At a previous job, I was guilty of this offense.
The topic was software testing. I had never been a software tester. I knew little about the craft. But I wrote about it, day after day, pretending as I did. Soon, I realized that a different approach would yield better results for both quality and quantity. Instead of writing everything myself, I would get our product team, our engineers, and our executives to contribute content. These people really knew the space. I also started interviewing the top authors and speakers in the software testing space. They knew even more.
Before long, we were churning out true thought-leadership content — on a daily basis — from true subject matter experts.
If the goal of content is to position your brand as a trusted authority (and this IS the goal), then it cannot be faked, and it cannot be the result of one person’s efforts.

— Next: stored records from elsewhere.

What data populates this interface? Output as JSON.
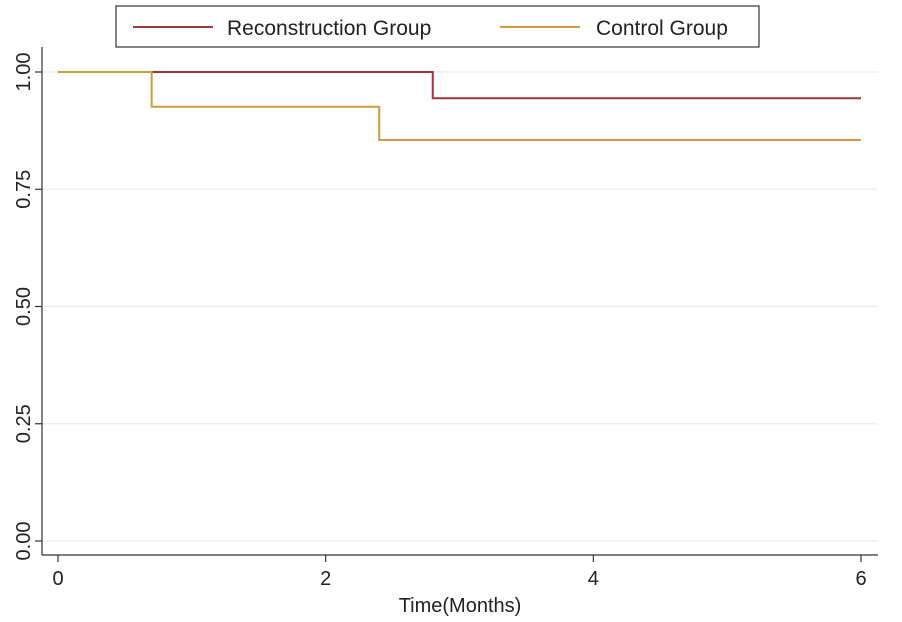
{
  "chart_data": {
    "type": "line",
    "title": "",
    "xlabel": "Time(Months)",
    "ylabel": "",
    "xlim": [
      0,
      6
    ],
    "ylim": [
      0,
      1
    ],
    "xticks": [
      0,
      2,
      4,
      6
    ],
    "yticks": [
      0.0,
      0.25,
      0.5,
      0.75,
      1.0
    ],
    "ytick_labels": [
      "0.00",
      "0.25",
      "0.50",
      "0.75",
      "1.00"
    ],
    "grid": true,
    "legend_position": "top",
    "step": true,
    "series": [
      {
        "name": "Reconstruction Group",
        "color": "#a0353a",
        "x": [
          0,
          2.8,
          6
        ],
        "y": [
          1.0,
          0.944,
          0.944
        ]
      },
      {
        "name": "Control Group",
        "color": "#d39a3d",
        "x": [
          0,
          0.7,
          2.4,
          6
        ],
        "y": [
          1.0,
          0.926,
          0.855,
          0.855
        ]
      }
    ]
  }
}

Spoiler alerts ahead! Though the Bible is said to be the Word of God, it’s commonly accepted by religious scholars that the books were written by numerous authors over the course of several centuries (depending on the version, of course). What makes the Bible and other religious texts such great examples of content communities isn’t the fact that numerous authors were involved; it’s that the stories were told with such consistency. Without prior knowledge, it would be very hard to tell that multiple people played a part in its creation.

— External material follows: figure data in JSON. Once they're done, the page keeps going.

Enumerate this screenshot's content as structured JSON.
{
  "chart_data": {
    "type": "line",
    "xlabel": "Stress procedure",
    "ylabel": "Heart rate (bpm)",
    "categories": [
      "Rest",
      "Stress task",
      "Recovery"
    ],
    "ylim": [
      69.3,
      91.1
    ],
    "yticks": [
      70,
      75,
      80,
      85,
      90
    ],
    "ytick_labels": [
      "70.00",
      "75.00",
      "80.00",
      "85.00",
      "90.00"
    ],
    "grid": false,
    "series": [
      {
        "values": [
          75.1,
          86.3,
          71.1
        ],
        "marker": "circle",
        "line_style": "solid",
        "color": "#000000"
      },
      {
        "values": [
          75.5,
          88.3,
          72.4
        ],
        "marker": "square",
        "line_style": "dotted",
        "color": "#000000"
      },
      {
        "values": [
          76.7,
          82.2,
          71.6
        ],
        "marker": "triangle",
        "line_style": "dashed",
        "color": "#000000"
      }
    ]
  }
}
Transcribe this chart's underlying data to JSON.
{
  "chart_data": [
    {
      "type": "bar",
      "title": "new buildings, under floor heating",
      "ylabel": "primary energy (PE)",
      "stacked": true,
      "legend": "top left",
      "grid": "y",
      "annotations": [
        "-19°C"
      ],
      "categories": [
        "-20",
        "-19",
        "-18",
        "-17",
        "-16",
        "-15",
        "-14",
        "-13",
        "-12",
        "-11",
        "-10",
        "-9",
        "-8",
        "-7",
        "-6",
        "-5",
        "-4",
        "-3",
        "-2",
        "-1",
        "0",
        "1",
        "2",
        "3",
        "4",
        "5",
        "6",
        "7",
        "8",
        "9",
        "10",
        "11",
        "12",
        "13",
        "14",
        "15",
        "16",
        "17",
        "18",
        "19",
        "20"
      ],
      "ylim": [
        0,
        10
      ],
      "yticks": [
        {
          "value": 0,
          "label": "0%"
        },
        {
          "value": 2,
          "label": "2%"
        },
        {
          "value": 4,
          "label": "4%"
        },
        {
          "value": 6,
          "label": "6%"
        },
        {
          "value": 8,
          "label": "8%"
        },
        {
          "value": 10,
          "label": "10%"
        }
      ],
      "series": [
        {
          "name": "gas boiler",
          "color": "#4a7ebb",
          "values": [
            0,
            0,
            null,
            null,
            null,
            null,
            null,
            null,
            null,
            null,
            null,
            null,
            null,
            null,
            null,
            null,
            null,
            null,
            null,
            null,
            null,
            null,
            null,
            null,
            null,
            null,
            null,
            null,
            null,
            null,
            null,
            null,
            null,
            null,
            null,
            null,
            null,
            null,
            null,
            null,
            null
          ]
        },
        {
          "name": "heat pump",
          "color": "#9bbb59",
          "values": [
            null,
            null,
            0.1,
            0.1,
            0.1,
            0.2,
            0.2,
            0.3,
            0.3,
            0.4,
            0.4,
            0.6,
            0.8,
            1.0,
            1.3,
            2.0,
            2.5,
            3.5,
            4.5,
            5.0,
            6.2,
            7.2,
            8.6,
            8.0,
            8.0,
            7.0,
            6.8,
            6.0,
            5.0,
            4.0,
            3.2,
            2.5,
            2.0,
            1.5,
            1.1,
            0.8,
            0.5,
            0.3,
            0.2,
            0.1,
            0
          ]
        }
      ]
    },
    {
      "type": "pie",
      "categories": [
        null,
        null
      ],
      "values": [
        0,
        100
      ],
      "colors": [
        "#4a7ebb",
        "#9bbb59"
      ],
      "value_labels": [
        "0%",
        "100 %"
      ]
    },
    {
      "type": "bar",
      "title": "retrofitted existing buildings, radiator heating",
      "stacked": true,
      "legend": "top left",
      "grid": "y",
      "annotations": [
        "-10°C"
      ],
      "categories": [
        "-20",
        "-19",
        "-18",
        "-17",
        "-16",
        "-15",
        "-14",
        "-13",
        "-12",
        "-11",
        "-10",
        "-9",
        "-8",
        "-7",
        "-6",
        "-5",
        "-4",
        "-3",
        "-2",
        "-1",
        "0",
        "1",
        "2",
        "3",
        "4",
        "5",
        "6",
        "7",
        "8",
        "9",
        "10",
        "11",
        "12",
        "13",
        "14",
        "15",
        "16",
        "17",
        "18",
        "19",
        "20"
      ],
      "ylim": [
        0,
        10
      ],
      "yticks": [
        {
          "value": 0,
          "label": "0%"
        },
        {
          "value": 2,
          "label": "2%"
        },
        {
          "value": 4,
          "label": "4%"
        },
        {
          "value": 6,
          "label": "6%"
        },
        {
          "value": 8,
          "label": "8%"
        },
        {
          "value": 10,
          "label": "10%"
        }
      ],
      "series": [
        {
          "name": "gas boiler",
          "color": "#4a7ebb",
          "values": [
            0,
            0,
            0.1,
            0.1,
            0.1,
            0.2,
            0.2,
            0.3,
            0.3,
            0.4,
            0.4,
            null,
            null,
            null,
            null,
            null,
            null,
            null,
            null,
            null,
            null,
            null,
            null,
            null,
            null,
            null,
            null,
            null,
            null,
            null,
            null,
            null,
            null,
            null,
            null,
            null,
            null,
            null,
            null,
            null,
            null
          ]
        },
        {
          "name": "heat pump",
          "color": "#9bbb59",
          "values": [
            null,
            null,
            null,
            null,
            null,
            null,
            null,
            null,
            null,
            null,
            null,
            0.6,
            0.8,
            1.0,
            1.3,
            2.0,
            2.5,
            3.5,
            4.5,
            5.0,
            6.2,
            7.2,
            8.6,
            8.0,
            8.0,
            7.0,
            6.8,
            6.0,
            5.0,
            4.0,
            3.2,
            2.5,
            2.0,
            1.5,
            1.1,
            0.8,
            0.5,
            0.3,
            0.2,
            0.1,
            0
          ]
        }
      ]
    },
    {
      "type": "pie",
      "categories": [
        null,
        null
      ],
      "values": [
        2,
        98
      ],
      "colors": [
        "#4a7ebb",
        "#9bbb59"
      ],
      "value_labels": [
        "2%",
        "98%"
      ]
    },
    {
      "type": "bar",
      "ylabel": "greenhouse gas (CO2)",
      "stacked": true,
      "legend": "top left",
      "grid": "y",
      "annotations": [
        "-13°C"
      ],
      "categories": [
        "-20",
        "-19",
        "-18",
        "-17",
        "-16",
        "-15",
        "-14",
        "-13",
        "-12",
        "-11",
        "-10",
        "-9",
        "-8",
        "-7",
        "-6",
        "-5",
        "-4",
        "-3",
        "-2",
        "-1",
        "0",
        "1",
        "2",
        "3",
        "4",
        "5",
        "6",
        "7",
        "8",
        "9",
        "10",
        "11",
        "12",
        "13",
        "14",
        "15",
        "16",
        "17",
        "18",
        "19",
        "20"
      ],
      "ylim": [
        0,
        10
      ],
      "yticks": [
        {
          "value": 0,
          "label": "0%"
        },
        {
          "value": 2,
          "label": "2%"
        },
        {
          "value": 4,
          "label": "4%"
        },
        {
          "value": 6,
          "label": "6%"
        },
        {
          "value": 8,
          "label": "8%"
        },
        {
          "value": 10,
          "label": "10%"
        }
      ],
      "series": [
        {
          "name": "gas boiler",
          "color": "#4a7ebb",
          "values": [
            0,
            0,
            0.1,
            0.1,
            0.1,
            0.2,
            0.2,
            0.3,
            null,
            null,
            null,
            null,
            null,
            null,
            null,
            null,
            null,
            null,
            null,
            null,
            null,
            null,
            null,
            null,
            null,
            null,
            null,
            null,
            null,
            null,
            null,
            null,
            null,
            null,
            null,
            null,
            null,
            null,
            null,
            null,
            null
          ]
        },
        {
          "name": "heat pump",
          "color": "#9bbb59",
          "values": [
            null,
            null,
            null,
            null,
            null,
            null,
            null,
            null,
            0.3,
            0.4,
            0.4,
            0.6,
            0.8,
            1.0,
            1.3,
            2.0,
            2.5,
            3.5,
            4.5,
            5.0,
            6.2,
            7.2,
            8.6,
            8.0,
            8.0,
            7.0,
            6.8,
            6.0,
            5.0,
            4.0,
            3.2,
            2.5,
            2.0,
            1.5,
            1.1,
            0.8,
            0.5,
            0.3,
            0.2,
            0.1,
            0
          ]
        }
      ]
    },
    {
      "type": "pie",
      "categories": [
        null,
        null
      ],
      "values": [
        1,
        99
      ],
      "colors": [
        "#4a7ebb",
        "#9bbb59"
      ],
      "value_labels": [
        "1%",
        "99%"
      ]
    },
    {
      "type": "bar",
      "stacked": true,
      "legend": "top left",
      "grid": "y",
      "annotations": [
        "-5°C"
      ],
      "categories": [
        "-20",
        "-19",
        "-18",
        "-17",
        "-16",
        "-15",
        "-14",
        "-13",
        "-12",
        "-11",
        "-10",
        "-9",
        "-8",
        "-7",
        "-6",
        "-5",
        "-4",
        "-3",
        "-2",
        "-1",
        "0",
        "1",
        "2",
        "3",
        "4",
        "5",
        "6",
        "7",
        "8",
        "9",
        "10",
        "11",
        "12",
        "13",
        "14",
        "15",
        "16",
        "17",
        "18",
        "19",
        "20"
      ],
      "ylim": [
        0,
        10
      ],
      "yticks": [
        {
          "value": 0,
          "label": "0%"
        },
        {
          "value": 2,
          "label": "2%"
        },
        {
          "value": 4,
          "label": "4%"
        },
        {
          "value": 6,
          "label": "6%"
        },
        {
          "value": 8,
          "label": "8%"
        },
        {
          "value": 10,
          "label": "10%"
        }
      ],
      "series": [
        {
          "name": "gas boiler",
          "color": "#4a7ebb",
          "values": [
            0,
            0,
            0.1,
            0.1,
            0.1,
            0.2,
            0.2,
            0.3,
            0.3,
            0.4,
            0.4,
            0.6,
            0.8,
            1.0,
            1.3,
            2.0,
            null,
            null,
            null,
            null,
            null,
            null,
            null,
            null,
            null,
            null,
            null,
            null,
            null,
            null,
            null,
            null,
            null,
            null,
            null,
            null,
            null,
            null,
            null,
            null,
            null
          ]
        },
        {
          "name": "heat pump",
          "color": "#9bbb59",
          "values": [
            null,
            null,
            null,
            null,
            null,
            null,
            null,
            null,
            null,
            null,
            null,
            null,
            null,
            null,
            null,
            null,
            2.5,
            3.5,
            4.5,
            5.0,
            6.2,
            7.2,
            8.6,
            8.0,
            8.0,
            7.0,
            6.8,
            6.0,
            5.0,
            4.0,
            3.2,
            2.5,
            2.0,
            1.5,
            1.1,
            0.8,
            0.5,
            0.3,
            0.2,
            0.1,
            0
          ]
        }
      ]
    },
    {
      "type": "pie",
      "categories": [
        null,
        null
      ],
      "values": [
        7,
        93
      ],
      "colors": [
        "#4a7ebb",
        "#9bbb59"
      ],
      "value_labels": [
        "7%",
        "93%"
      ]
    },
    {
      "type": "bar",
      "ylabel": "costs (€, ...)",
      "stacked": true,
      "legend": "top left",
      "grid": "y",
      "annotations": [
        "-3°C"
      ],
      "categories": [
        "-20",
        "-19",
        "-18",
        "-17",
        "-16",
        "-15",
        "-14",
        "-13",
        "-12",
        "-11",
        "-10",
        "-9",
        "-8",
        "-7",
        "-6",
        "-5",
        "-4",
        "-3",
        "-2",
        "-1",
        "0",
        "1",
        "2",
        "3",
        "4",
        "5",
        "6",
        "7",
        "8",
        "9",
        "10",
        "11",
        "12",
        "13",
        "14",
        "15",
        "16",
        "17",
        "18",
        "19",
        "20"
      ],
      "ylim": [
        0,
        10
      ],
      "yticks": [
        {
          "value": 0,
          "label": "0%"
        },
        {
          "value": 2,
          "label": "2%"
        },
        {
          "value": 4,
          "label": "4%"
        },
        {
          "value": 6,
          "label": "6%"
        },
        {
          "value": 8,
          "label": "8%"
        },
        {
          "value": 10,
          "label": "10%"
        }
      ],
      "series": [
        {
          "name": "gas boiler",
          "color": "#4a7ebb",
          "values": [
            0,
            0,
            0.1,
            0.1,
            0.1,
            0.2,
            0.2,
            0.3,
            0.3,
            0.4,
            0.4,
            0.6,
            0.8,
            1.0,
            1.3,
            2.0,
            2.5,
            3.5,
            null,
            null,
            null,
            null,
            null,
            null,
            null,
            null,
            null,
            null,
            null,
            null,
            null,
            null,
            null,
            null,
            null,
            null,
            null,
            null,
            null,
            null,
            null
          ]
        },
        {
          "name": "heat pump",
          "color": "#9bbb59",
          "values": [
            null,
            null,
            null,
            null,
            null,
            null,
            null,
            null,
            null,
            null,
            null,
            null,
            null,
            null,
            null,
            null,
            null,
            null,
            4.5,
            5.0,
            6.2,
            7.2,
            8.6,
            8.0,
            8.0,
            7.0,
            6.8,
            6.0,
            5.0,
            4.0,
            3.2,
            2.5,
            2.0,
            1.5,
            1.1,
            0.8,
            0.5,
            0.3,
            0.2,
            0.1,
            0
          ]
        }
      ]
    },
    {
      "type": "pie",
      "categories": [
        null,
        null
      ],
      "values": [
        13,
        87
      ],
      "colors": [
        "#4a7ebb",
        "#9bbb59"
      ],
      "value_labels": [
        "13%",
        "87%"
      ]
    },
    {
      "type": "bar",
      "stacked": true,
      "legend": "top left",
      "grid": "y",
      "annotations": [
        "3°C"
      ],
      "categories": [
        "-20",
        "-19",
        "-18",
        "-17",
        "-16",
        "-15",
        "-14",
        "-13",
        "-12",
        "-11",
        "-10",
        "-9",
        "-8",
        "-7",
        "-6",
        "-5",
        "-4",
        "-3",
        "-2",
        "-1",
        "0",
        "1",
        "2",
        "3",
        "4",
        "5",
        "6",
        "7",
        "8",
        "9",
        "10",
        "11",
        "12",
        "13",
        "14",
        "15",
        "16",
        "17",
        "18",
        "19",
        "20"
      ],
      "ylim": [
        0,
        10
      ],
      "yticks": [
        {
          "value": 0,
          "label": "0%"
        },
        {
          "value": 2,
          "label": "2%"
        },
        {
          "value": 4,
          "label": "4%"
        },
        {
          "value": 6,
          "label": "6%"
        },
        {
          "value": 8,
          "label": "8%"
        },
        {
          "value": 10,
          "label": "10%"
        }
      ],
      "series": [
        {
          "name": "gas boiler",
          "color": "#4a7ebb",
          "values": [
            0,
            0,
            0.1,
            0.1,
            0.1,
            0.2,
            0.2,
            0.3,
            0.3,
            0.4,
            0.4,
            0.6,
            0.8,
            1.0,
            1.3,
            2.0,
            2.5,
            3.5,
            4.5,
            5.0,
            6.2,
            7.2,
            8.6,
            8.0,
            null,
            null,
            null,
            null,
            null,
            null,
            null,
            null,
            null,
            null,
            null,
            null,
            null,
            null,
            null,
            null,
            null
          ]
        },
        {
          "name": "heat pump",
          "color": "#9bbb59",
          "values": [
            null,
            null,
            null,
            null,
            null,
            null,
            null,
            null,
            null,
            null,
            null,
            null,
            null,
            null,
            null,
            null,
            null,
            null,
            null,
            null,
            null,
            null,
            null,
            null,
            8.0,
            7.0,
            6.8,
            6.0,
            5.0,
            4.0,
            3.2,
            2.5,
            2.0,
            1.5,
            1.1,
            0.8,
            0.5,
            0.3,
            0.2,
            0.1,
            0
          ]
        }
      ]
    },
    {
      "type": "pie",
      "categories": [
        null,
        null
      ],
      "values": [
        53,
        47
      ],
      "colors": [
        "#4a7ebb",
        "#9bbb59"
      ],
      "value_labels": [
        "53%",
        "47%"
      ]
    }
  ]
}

Not only is this true of the language and tone, but also in regards to the teachings, lessons, and general philosophy. It’s a seamless story, told by multiple people, which in some cases has been adapted and re-purposed over thousands of years. It’s really quite remarkable.

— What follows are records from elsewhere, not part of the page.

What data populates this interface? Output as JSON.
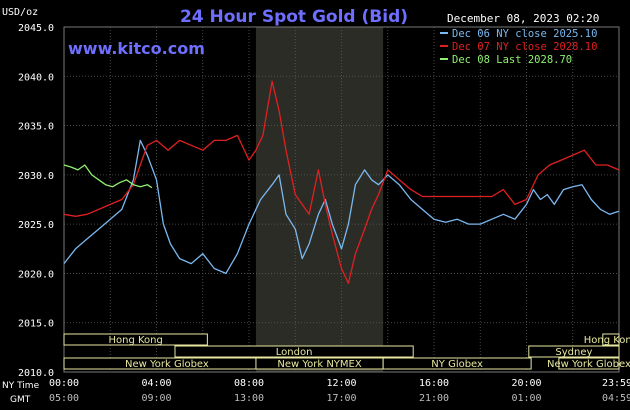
{
  "header": {
    "title": "24 Hour Spot Gold (Bid)",
    "date": "December 08, 2023 02:20",
    "units": "USD/oz",
    "brand": "www.kitco.com"
  },
  "labels": {
    "ny_time": "NY Time",
    "gmt": "GMT"
  },
  "colors": {
    "background": "#000000",
    "grid": "#5a5a5a",
    "title": "#6f6fff",
    "dec06": "#7ab8f0",
    "dec07": "#e02020",
    "dec08": "#90f070",
    "session_box": "#e8e8a0"
  },
  "legend": [
    {
      "label": "Dec 06 NY close 2025.10",
      "color": "#7ab8f0"
    },
    {
      "label": "Dec 07 NY close 2028.10",
      "color": "#e02020"
    },
    {
      "label": "Dec 08 Last 2028.70",
      "color": "#90f070"
    }
  ],
  "sessions": [
    {
      "label": "Hong Kong",
      "start": 0,
      "end": 6.2
    },
    {
      "label": "London",
      "start": 4.8,
      "end": 15.1
    },
    {
      "label": "New York Globex",
      "start": 0,
      "end": 8.9
    },
    {
      "label": "New York NYMEX",
      "start": 8.3,
      "end": 13.8
    },
    {
      "label": "NY Globex",
      "start": 13.8,
      "end": 20.2
    },
    {
      "label": "Sydney",
      "start": 20.1,
      "end": 24
    },
    {
      "label": "Hong Kong",
      "start": 23.3,
      "end": 24
    },
    {
      "label": "New York Globex",
      "start": 21.4,
      "end": 24
    }
  ],
  "chart_data": {
    "type": "line",
    "title": "24 Hour Spot Gold (Bid)",
    "ylabel": "USD/oz",
    "ylim": [
      2010,
      2045
    ],
    "xlim": [
      0,
      24
    ],
    "y_ticks": [
      "2010.0",
      "2015.0",
      "2020.0",
      "2025.0",
      "2030.0",
      "2035.0",
      "2040.0",
      "2045.0"
    ],
    "x_ticks_ny": [
      "00:00",
      "04:00",
      "08:00",
      "12:00",
      "16:00",
      "20:00",
      "23:59"
    ],
    "x_ticks_gmt": [
      "05:00",
      "09:00",
      "13:00",
      "17:00",
      "21:00",
      "01:00",
      "04:59"
    ],
    "shaded_range": [
      8.3,
      13.8
    ],
    "grid": true,
    "series": [
      {
        "name": "Dec 06 NY close 2025.10",
        "x": [
          0,
          0.5,
          1,
          1.5,
          2,
          2.5,
          3,
          3.3,
          3.6,
          4,
          4.3,
          4.6,
          5,
          5.5,
          6,
          6.5,
          7,
          7.5,
          8,
          8.5,
          9,
          9.3,
          9.6,
          10,
          10.3,
          10.6,
          11,
          11.3,
          11.6,
          12,
          12.3,
          12.6,
          13,
          13.3,
          13.6,
          14,
          14.5,
          15,
          15.5,
          16,
          16.5,
          17,
          17.5,
          18,
          18.5,
          19,
          19.5,
          20,
          20.3,
          20.6,
          20.9,
          21.2,
          21.6,
          22,
          22.4,
          22.8,
          23.2,
          23.6,
          23.99
        ],
        "values": [
          2021.0,
          2022.5,
          2023.5,
          2024.5,
          2025.5,
          2026.5,
          2029.5,
          2033.5,
          2032.0,
          2029.5,
          2025.0,
          2023.0,
          2021.5,
          2021.0,
          2022.0,
          2020.5,
          2020.0,
          2022.0,
          2025.0,
          2027.5,
          2029.0,
          2030.0,
          2026.0,
          2024.5,
          2021.5,
          2023.0,
          2026.0,
          2027.5,
          2025.0,
          2022.5,
          2025.0,
          2029.0,
          2030.5,
          2029.5,
          2029.0,
          2030.0,
          2029.0,
          2027.5,
          2026.5,
          2025.5,
          2025.2,
          2025.5,
          2025.0,
          2025.0,
          2025.5,
          2026.0,
          2025.5,
          2027.0,
          2028.5,
          2027.5,
          2028.0,
          2027.0,
          2028.5,
          2028.8,
          2029.0,
          2027.5,
          2026.5,
          2026.0,
          2026.3
        ]
      },
      {
        "name": "Dec 07 NY close 2028.10",
        "x": [
          0,
          0.5,
          1,
          1.5,
          2,
          2.5,
          3,
          3.3,
          3.6,
          4,
          4.5,
          5,
          5.5,
          6,
          6.5,
          7,
          7.5,
          8,
          8.3,
          8.6,
          9,
          9.3,
          9.6,
          10,
          10.3,
          10.6,
          11,
          11.3,
          11.6,
          12,
          12.3,
          12.6,
          13,
          13.3,
          13.6,
          14,
          14.5,
          15,
          15.5,
          16,
          16.5,
          17,
          17.5,
          18,
          18.5,
          19,
          19.5,
          20,
          20.5,
          21,
          21.5,
          22,
          22.5,
          23,
          23.5,
          23.99
        ],
        "values": [
          2026.0,
          2025.8,
          2026.0,
          2026.5,
          2027.0,
          2027.5,
          2029.0,
          2031.0,
          2033.0,
          2033.5,
          2032.5,
          2033.5,
          2033.0,
          2032.5,
          2033.5,
          2033.5,
          2034.0,
          2031.5,
          2032.5,
          2034.0,
          2039.5,
          2036.5,
          2032.5,
          2028.0,
          2027.0,
          2026.0,
          2030.5,
          2027.0,
          2024.0,
          2020.5,
          2019.0,
          2022.0,
          2024.5,
          2026.5,
          2028.0,
          2030.5,
          2029.5,
          2028.5,
          2027.8,
          2027.8,
          2027.8,
          2027.8,
          2027.8,
          2027.8,
          2027.8,
          2028.5,
          2027.0,
          2027.5,
          2030.0,
          2031.0,
          2031.5,
          2032.0,
          2032.5,
          2031.0,
          2031.0,
          2030.5
        ]
      },
      {
        "name": "Dec 08 Last 2028.70",
        "x": [
          0,
          0.3,
          0.6,
          0.9,
          1.2,
          1.5,
          1.8,
          2.1,
          2.4,
          2.7,
          3.0,
          3.3,
          3.6,
          3.8
        ],
        "values": [
          2031.0,
          2030.8,
          2030.5,
          2031.0,
          2030.0,
          2029.5,
          2029.0,
          2028.8,
          2029.2,
          2029.5,
          2029.0,
          2028.8,
          2029.0,
          2028.7
        ]
      }
    ]
  }
}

Obsession with tone and style is one factor that prevents modern-day brands from telling a larger story.
- see themselves as the only ones who “get it”
- are unable to hand off their story to anyone else
- may have tried letting other people contribute, but they dislike content delivered by outsiders
Rarely can they articulate why? Here’s the worst part, though: when these people leave the organization, the brand story leaves with them. The entire content operation was dependent on them. Everything will need to be rebuilt from scratch.
As a brand, you want your story to be told through the ages (or at least a few decades). You don’t want it to be dependent on 1-2 people. You want a brand vision so well-defined and well-documented that hundreds or even thousands of people are able to be a part of it. It’s a lofty goal in terms of content marketing, but why not set your sights a little higher than page views and backlinks?
Common Themes in Content Communities
With each of these examples, we’ve identified a few common themes to running a successful, scalable content operation:
- Quality AND Quantity: Nowhere did we mention having to decide between quality and quality. These examples showed that both can be achieved.
- Multiple contributors: None of these examples relied too heavily on one person (even God had some help)
- Consistency: All examples showed how consistency across tone, style, and story can be achieved
- Role of the Editor: Most importantly, each example showed how critical the role of the managing editor was, and the importance of delegation
Today, although rare, you can find modern examples of brands that are putting these principles into action. Our goal is to help you become one of them.
Content Communities: Same As It Ever Was
Over the next few years, you’re going to hear us talk A LOT about content communities: a method of publishing that combines in-house talent, freelance writers, and industry thought leaders. Much of it will seem new and maybe even a bit trendy. But just remember that this is the way great content has always been written. There’s truly nothing new under the sun.